Distribution from qualified tuition plans are no longer taxable in
2002 – if used for qualified expenses.
Legislation passed in 2001 increased the adoption credit to $10,000
per child, and doubles the income at the starting point of the
phase-out range to $150,000.
IRA contributions. The annual contribution to an IRA moves up
to $3,000 for 2002, a $1,000 increase over the 2001 tax year.
A “catch-up” provision allows taxpayers 50 and older to contribute an
additional $500 in 2002.
In 2001, the ability for those covered by a qualified plan to make a
deductible contribution to an IRA will begin to phase out at $33,000
in adjusted gross income and end at $43,000 for single filers.
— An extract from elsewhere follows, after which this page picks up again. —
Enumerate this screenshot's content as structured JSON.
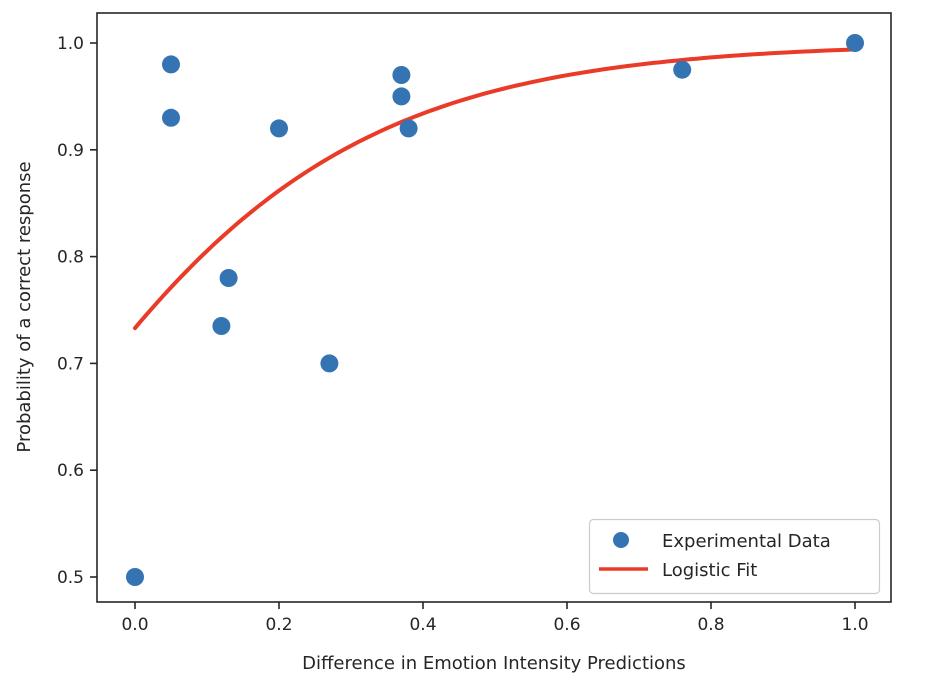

For marrieds filing jointly, the phaseout range is $53,000 to $63,000.
Retirement plans. In 2002, the maximum that can be
contributed to a 401(k) plan increases to $11,000.
In 2002, taxpayers will be able to roll over the balance from a
qualified retirement plan to another qualified plan. For example, IRA
amounts can be rolled over to any eligible retirement plan, such as a
401(k) – though employers are not required to participate.
Also, after-tax contributions to employer’s defined benefit plan or
an IRA can be rolled over.
The amount that can be “expensed” rather than depreciated under
Section 179 of the Internal Revenue Code remains at $24,000 in 2002.